Recent developments concerning North Korea, says Ghoshal, “pose both traditional and non-traditional security challenges to China. While North Korea’s recalcitrance leaves China with neighbors strengthening their militaries, the continuing North Korean nuclear crisis presents other challenges as well.” The North’s economy in 2023 is struggling. It faces international sanctions imposed on it for its nuclear and ballistic missile development activities. North Koreans are fleeing across the border into China and joining the ranks of the country’s unemployed, already high due to the impact of Covid. Beijing also is concerned as the behavior of North Korea’s leader, Kim Jong-un, is erratic and causing nearby nations to increase the defensive posture and creating a nuclear conundrum. “Some observers believe that North Korea will conduct a seventh nuclear weapons test this year,” say Ghoshal.  If this happens, the Chinese publication Huaqiu suggests that Xi Jinping is concerned that the United States will strengthen its extended nuclear deterrence strategy to protect its allies, Japan and South Korea.

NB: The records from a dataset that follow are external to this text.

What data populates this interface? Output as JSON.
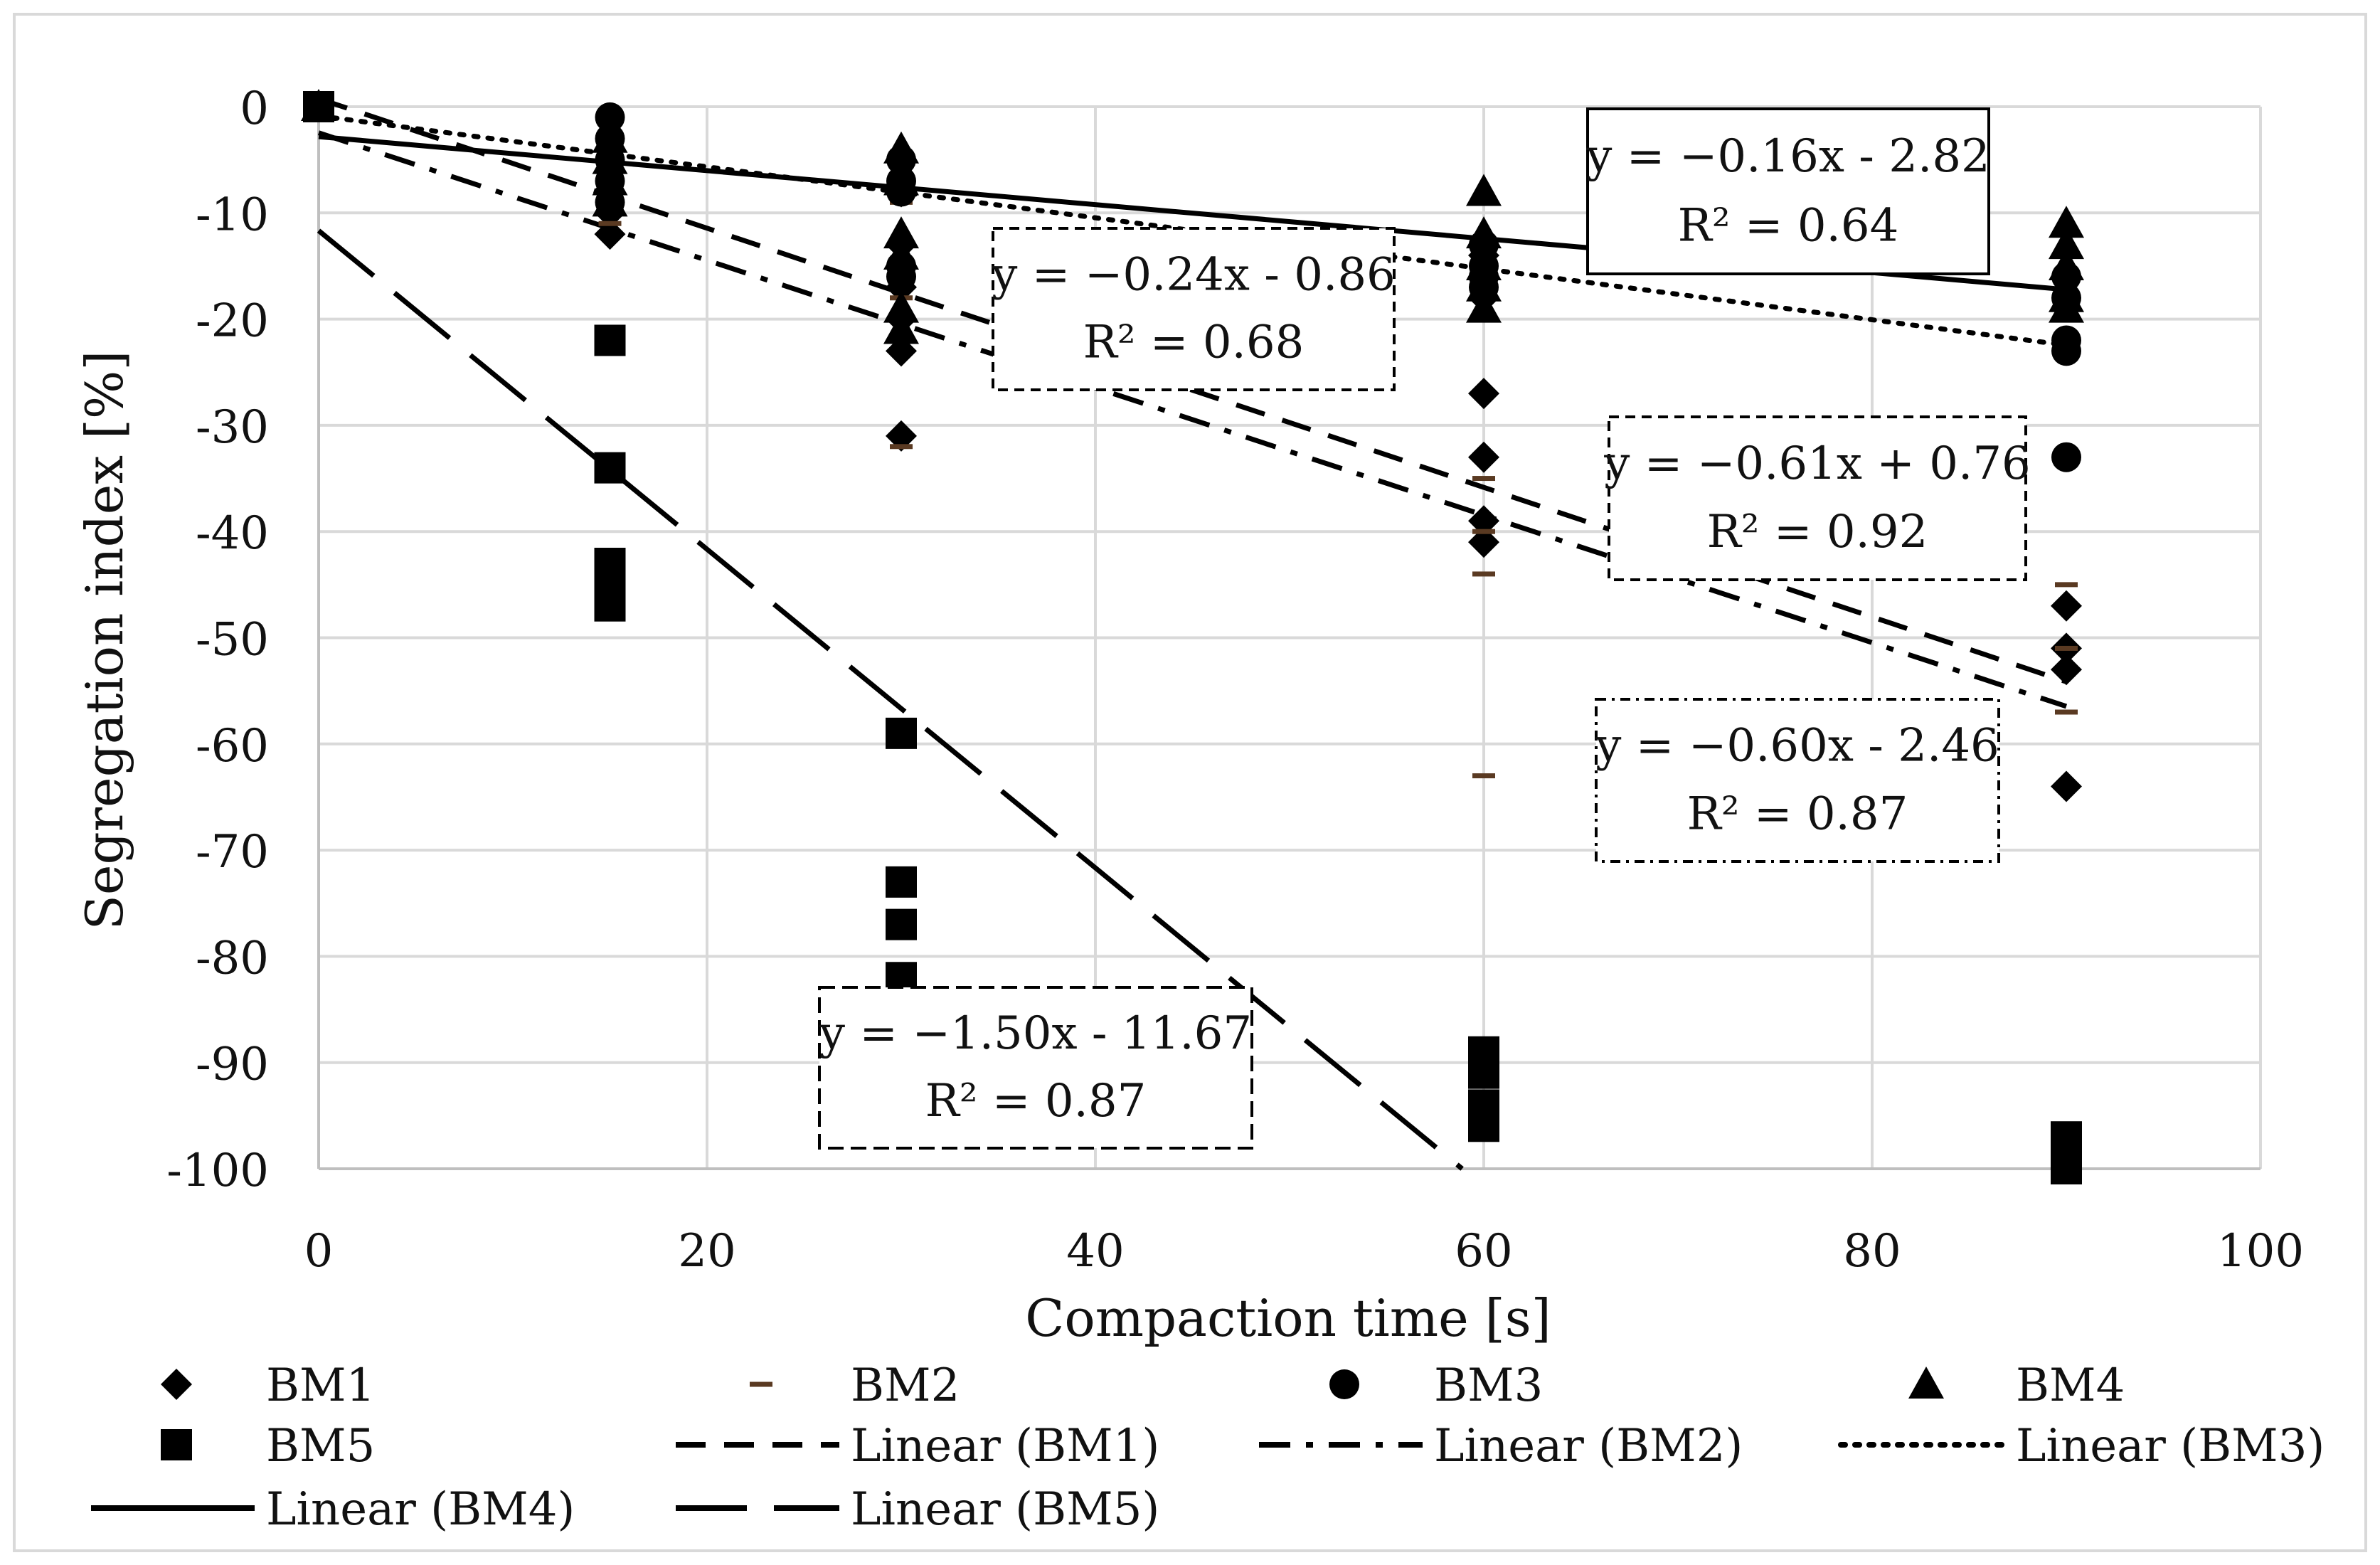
{
  "chart_data": {
    "type": "scatter",
    "title": "",
    "xlabel": "Compaction time [s]",
    "ylabel": "Segregation index [%]",
    "xlim": [
      0,
      100
    ],
    "ylim": [
      -100,
      0
    ],
    "x_ticks": [
      0,
      20,
      40,
      60,
      80,
      100
    ],
    "y_ticks": [
      0,
      -10,
      -20,
      -30,
      -40,
      -50,
      -60,
      -70,
      -80,
      -90,
      -100
    ],
    "grid": true,
    "legend_position": "bottom",
    "series": [
      {
        "name": "BM1",
        "marker": "diamond",
        "points": [
          [
            0,
            0
          ],
          [
            15,
            -4
          ],
          [
            15,
            -6
          ],
          [
            15,
            -8
          ],
          [
            15,
            -10
          ],
          [
            15,
            -12
          ],
          [
            30,
            -8
          ],
          [
            30,
            -13
          ],
          [
            30,
            -17
          ],
          [
            30,
            -20
          ],
          [
            30,
            -23
          ],
          [
            30,
            -31
          ],
          [
            60,
            -14
          ],
          [
            60,
            -18
          ],
          [
            60,
            -27
          ],
          [
            60,
            -33
          ],
          [
            60,
            -39
          ],
          [
            60,
            -41
          ],
          [
            90,
            -47
          ],
          [
            90,
            -51
          ],
          [
            90,
            -53
          ],
          [
            90,
            -64
          ]
        ]
      },
      {
        "name": "BM2",
        "marker": "dash",
        "points": [
          [
            0,
            0
          ],
          [
            15,
            -5
          ],
          [
            15,
            -7
          ],
          [
            15,
            -9
          ],
          [
            15,
            -11
          ],
          [
            30,
            -9
          ],
          [
            30,
            -13
          ],
          [
            30,
            -18
          ],
          [
            30,
            -22
          ],
          [
            30,
            -32
          ],
          [
            60,
            -17
          ],
          [
            60,
            -20
          ],
          [
            60,
            -35
          ],
          [
            60,
            -40
          ],
          [
            60,
            -44
          ],
          [
            60,
            -63
          ],
          [
            90,
            -45
          ],
          [
            90,
            -51
          ],
          [
            90,
            -57
          ]
        ]
      },
      {
        "name": "BM3",
        "marker": "circle",
        "points": [
          [
            0,
            0
          ],
          [
            15,
            -1
          ],
          [
            15,
            -3
          ],
          [
            15,
            -5
          ],
          [
            15,
            -7
          ],
          [
            15,
            -9
          ],
          [
            30,
            -5
          ],
          [
            30,
            -7
          ],
          [
            30,
            -8
          ],
          [
            30,
            -15
          ],
          [
            30,
            -16
          ],
          [
            60,
            -13
          ],
          [
            60,
            -15
          ],
          [
            60,
            -16
          ],
          [
            60,
            -17
          ],
          [
            90,
            -16
          ],
          [
            90,
            -18
          ],
          [
            90,
            -22
          ],
          [
            90,
            -23
          ],
          [
            90,
            -33
          ]
        ]
      },
      {
        "name": "BM4",
        "marker": "triangle",
        "points": [
          [
            0,
            0
          ],
          [
            15,
            -3
          ],
          [
            15,
            -5
          ],
          [
            15,
            -7
          ],
          [
            15,
            -9
          ],
          [
            30,
            -4
          ],
          [
            30,
            -7
          ],
          [
            30,
            -12
          ],
          [
            30,
            -14
          ],
          [
            30,
            -19
          ],
          [
            30,
            -21
          ],
          [
            60,
            -8
          ],
          [
            60,
            -12
          ],
          [
            60,
            -15
          ],
          [
            60,
            -17
          ],
          [
            60,
            -19
          ],
          [
            90,
            -11
          ],
          [
            90,
            -13
          ],
          [
            90,
            -15
          ],
          [
            90,
            -18
          ],
          [
            90,
            -19
          ]
        ]
      },
      {
        "name": "BM5",
        "marker": "square",
        "points": [
          [
            0,
            0
          ],
          [
            15,
            -22
          ],
          [
            15,
            -34
          ],
          [
            15,
            -43
          ],
          [
            15,
            -45
          ],
          [
            15,
            -47
          ],
          [
            30,
            -59
          ],
          [
            30,
            -73
          ],
          [
            30,
            -77
          ],
          [
            30,
            -82
          ],
          [
            60,
            -89
          ],
          [
            60,
            -91
          ],
          [
            60,
            -94
          ],
          [
            60,
            -96
          ],
          [
            90,
            -97
          ],
          [
            90,
            -98
          ],
          [
            90,
            -99
          ],
          [
            90,
            -100
          ]
        ]
      }
    ],
    "trendlines": [
      {
        "name": "Linear (BM1)",
        "dash": "dashed",
        "slope": -0.61,
        "intercept": 0.76,
        "equation": "y = −0.61x + 0.76",
        "r2": "R² = 0.92"
      },
      {
        "name": "Linear (BM2)",
        "dash": "dash-dot",
        "slope": -0.6,
        "intercept": -2.46,
        "equation": "y = −0.60x - 2.46",
        "r2": "R² = 0.87"
      },
      {
        "name": "Linear (BM3)",
        "dash": "dotted",
        "slope": -0.24,
        "intercept": -0.86,
        "equation": "y = −0.24x - 0.86",
        "r2": "R² = 0.68"
      },
      {
        "name": "Linear (BM4)",
        "dash": "solid",
        "slope": -0.16,
        "intercept": -2.82,
        "equation": "y = −0.16x - 2.82",
        "r2": "R² = 0.64"
      },
      {
        "name": "Linear (BM5)",
        "dash": "long-dash",
        "slope": -1.5,
        "intercept": -11.67,
        "equation": "y = −1.50x - 11.67",
        "r2": "R² = 0.87"
      }
    ],
    "legend": [
      "BM1",
      "BM2",
      "BM3",
      "BM4",
      "BM5",
      "Linear (BM1)",
      "Linear (BM2)",
      "Linear (BM3)",
      "Linear (BM4)",
      "Linear (BM5)"
    ]
  }
}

These developments add to the pressure the CCP leadership in Beijing is facing on both the military and diplomatic fronts. 

This year China faces some hard decisions concerning its security position. If it intends to secure a nuclear-free Korean peninsula so that it can concentrate its efforts elsewhere, it needs to persuade Kim Yong-un that a self-imposed moratorium on nuclear and missile testing is in its best interest. Ghoshal argues that “The intersection of strategic competition between China and the US and its allies and North Korea’s growing nuclear capabilities underscores that Pyongyang’s pursuit of its nuclear ambitions has security implications that reverberate not just on the Korean peninsula, but globally as well.”

Daria Novak served in the U.S. State Dept.